Yeah, so? What does that have to do with ME?

Well, I'll tell you what it has to do with me (and everyone else on Earth). This means that work is NOT a curse. It is NOT a result of the fall or of sin. Work is something God intended for humans to do from the beginning. Crazy, huh? So many of us really don't like work at all. I know I often would rather just do what I feel like doing, not going to a job where I have to do what someone else wants me to do. It's just not as fun as sitting at home in my pajamas all day, watching Disney Channel and working on the various creative (but not really beneficial to society) projects I'd like to finish this summer. But God WANTS us to be productive members of the world. I never really thought of it that way...and I never realized why it's important that work was around even when sin and evil and all that other bad stuff wasn't.

Today, I told my mom about my discovery. She said "Maybe it's our discontentment with work that's a result of the fall, and not work itself."

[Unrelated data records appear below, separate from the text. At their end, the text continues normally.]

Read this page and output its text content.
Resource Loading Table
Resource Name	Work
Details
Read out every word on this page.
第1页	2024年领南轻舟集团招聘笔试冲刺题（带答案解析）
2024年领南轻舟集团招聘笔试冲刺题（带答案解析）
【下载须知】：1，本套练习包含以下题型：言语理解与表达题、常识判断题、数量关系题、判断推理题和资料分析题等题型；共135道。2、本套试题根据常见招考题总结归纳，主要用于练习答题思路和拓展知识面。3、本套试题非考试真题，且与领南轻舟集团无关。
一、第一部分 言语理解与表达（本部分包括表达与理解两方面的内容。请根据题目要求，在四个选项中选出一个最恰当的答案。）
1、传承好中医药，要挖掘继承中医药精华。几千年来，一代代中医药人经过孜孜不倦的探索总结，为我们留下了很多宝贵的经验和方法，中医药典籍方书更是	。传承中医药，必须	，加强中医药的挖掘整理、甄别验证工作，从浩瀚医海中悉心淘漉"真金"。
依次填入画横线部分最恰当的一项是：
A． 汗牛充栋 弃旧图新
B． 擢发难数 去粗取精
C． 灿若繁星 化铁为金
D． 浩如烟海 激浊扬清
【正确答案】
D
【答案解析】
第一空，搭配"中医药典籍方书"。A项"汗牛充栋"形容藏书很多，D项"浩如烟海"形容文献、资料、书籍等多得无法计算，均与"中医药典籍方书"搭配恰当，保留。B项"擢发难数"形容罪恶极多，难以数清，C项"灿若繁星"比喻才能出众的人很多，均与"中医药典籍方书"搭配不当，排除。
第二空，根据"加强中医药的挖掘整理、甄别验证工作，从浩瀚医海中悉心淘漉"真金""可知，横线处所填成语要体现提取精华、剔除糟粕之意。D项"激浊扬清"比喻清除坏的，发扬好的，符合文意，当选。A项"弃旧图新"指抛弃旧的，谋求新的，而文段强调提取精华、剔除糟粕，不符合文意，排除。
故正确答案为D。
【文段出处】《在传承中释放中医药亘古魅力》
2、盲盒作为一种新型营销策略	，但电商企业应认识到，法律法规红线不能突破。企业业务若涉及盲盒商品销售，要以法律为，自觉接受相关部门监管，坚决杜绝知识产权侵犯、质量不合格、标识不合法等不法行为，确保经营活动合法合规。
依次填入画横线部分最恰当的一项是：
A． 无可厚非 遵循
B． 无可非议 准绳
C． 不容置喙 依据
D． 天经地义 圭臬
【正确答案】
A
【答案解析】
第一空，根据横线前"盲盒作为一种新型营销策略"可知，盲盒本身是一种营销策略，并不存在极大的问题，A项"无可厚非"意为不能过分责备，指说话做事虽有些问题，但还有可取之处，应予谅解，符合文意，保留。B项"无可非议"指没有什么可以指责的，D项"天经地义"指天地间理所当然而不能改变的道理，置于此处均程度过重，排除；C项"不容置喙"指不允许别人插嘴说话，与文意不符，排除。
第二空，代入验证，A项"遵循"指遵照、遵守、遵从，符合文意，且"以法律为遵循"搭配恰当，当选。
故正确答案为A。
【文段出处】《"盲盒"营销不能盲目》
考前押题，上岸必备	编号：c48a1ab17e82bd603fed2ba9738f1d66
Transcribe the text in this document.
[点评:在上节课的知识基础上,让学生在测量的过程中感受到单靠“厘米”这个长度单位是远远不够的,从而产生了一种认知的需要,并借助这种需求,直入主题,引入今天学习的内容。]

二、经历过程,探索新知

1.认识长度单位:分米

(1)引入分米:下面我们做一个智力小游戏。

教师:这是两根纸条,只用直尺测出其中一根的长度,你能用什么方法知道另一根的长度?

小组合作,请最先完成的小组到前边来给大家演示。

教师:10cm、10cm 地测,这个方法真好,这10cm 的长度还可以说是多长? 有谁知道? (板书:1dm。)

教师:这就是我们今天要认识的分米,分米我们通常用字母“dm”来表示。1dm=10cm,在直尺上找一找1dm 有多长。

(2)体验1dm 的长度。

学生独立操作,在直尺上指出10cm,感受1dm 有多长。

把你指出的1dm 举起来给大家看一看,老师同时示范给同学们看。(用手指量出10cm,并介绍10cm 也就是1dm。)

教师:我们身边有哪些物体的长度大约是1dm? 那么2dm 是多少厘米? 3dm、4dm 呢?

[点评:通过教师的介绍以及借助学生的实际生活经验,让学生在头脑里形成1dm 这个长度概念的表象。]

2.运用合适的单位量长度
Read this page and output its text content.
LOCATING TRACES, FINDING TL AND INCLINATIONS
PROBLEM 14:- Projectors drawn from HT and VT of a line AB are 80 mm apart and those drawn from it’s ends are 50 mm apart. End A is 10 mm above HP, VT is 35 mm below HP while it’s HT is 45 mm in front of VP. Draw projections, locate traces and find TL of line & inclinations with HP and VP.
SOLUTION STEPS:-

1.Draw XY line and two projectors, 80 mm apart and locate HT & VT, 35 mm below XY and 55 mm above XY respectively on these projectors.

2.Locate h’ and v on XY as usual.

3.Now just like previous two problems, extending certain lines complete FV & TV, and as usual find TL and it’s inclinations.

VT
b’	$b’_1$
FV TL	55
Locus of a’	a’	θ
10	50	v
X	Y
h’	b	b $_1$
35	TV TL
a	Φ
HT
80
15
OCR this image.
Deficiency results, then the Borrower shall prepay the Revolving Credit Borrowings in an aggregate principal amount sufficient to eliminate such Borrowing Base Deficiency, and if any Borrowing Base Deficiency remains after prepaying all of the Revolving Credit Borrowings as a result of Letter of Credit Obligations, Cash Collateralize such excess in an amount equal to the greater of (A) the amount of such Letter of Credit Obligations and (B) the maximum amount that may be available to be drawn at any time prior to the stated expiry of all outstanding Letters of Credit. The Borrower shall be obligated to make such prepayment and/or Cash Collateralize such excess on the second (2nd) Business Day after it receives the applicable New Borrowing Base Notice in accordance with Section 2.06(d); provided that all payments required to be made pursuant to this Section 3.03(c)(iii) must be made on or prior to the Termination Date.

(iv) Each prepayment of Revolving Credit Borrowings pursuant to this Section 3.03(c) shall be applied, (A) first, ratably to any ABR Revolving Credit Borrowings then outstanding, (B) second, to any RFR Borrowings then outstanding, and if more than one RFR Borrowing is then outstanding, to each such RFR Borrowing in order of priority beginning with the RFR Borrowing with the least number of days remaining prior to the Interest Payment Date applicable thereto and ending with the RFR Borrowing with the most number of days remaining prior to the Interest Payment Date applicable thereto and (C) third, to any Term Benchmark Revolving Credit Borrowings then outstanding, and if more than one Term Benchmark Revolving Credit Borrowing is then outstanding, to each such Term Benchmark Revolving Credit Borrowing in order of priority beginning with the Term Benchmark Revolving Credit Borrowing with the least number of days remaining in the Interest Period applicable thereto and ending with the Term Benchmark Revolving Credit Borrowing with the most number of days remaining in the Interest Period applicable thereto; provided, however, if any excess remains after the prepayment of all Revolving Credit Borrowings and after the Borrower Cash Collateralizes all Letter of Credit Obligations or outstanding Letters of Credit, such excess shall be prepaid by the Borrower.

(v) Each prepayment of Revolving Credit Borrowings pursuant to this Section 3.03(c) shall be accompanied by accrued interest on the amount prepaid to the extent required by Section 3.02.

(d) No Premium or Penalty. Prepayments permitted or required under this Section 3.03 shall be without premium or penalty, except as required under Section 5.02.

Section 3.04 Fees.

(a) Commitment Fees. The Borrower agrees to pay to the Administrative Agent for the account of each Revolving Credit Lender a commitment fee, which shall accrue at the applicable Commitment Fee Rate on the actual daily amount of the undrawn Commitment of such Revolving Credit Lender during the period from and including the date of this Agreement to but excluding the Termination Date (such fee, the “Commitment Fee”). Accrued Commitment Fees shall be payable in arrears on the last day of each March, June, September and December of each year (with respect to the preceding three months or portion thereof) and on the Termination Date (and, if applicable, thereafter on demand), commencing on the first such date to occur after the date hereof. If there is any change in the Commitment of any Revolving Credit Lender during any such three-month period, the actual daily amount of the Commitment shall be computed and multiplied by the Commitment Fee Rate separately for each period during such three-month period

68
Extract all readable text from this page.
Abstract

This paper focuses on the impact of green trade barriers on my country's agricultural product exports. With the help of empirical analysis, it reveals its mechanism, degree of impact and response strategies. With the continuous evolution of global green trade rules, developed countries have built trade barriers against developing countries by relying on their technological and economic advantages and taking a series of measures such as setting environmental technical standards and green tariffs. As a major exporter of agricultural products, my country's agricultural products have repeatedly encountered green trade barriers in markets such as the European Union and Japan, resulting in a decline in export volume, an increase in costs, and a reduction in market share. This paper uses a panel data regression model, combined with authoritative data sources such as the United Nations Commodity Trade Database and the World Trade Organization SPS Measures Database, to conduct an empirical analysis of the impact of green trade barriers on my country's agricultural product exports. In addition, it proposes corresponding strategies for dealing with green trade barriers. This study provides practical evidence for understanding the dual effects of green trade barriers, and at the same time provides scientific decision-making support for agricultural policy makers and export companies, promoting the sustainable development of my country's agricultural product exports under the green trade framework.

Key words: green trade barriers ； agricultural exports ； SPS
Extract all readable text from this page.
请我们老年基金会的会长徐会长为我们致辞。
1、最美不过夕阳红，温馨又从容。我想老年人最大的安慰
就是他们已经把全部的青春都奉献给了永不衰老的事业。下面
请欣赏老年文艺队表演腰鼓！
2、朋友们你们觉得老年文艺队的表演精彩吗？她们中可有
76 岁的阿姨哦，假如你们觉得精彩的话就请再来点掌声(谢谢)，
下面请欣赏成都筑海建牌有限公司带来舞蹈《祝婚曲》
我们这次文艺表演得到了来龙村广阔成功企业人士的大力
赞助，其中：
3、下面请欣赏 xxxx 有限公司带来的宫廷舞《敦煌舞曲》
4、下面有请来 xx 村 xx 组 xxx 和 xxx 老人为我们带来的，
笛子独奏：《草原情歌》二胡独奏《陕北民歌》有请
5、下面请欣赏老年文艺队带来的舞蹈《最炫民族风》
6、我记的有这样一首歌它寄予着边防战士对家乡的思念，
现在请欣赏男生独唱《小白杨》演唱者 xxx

It was such a simple, nonchalant statement that I didn't really think much about it at first. But now that I have let the idea bounce around in my head I realize that it's SO true. Before the fall, there was no discontentment with work. There was the garden and the animals, and humans were supposed to look after them...and Adam and Eve were okay with that. But now, we humans so easily grow discontent with our lots in life...AS A RESULT OF OUR SINFUL NATURE! That's why we don't like that God has ordained for humans do DO WORK. Maybe that's why so many people are drawn to the lottery and "get rich quick" schemes. We'd rather have money just given to us rather than having to work for a living. Sorry, guys. That's not what God has planned for all of us.

Anyways, I'm starting to get the feeling that God really wants me to learn to be content with where He's put me and what he's given me--especially in the arena of work and jobs. I say that He really wants me to as opposed to just kind of wanting me to because I feel like I've been neglecting to listen for God's voice lately...and yet He is still showing me things. I'm so blessed to have a Creator that pursues me even when I'm not pursuing Him like I should <3

Lemony Snicket Quote of the Day
It is one of life's bitterest truths that bedtime so often arrives just when things are really getting interesting.